Seeley v. Garrison

Brady, J.

It is not necessary in all applications under section 292 of the Code that the execution should be returned. The second subdivision of that section provides that after the issuing of an execution against property, and upon proof by affidavit of a party or otherwise, to the satisfaction of the court or a judge thereof, that any judgment-debtor has property which he unjustly refuses to apply towards the satisfaction of the judgment ; such court or judge, having jurisdiction, may by an order require the judgment-debtor to appear at a specified time and *463place, to answer concerning the same. And by section 294, the judge may, after the issuing of an execution, require any person having property of the judgment-debtor, or being indebted to him in a sum exceeding ten dollars, to appear before him at a specified time and place, to answer concerning the same. The same section provides that the judge may also in his discretion require notice of such proceeding to be given to any party to the action, in such manner as may seem to him proper. It is not necessary when the proceeding is under the section last referred to, that the remedy should be exhausted first against the debtor. The creditor has a right, as soon as the .execution is issued, to demand the application of property owned by the debtor, and, upon refusal, to proceed under the second subdivision of section 292, or to adopt a proceeding under section 294, against any person having property of the debtor, or being indebted to him in the sum of ten dollars. Section 294 does not require notice of the application or proceeding to be given to the debtor. Whether it shall be given or not depends upon the discretion of the judge conducting the proceeding; and there, in my judgment, it should rest. The intended operation of the statute might often be defeated by collusion between the judgment-debtor and his debtor if notice were' in all cases required to be given; and hence the provision that the propriety of notice shall depend upon the circumstances of each case.

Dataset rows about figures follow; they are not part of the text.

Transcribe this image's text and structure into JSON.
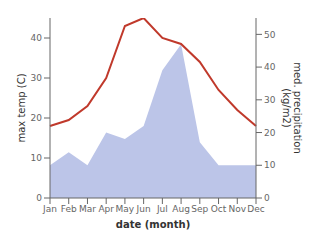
{
  "chart_data": {
    "type": "line",
    "xlabel": "date (month)",
    "ylabel": "max temp (C)",
    "y2label": "med. precipitation\n(kg/m2)",
    "categories": [
      "Jan",
      "Feb",
      "Mar",
      "Apr",
      "May",
      "Jun",
      "Jul",
      "Aug",
      "Sep",
      "Oct",
      "Nov",
      "Dec"
    ],
    "series": [
      {
        "type": "area",
        "axis": "y2",
        "color": "#bcc5e8",
        "values": [
          10,
          14,
          10,
          20,
          18,
          22,
          39,
          47,
          17,
          10,
          10,
          10
        ]
      },
      {
        "type": "line",
        "axis": "y",
        "color": "#c0392b",
        "values": [
          18,
          19.5,
          23,
          30,
          43,
          45,
          40,
          38.5,
          34,
          27,
          22,
          18
        ]
      }
    ],
    "ylim": [
      0,
      45
    ],
    "yticks": [
      0,
      10,
      20,
      30,
      40
    ],
    "y2lim": [
      0,
      55
    ],
    "y2ticks": [
      0,
      10,
      20,
      30,
      40,
      50
    ],
    "grid": false
  }
}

The section provides for notice, in the discretion of the judge; and the maxim “ expressio unius est exclusio alterius,” applies. Any other notice is excluded. The section is also analogous to section 293, which provides that after the issuing of the execution, any person indebted to the judgment-debtor may pay to the sheriff the amount of his debt, and that without notice to the judgment-debtor.

The defendant insists, in addition to the objections considered, that the restraining clause of the order is unauthorized. I think not. By section 297, the judge may order any property of the judgment-debtor in his hands exempt from execution, or due to the judgment-debtor, to be applied towards the satisfaction of the judgment; and if the order requiring the debtor of the judgment-debtor to appear, was not intended to prevent a payment of the debt to the judgment-debtor, then the judgment-debtor might collect and appropriate it at any time before his debtor *464was directed to pay it. Such was not the design of the Legislature in creating section 294. The legal operation of the order should be to suspend the right of payment; and there can be no impropriety in advising the person proceeded against, by inserting in the order a command not to dispose of the money due until the further order of the court. At all events, I think such a provision is in perfect harmony with the general character of the sections of the Code relating to supplementary proceedings, and fully authorized by them.

Order appealed from affirmed, with $10 costs.

Daly, F. J., and Hilton, J., concurred.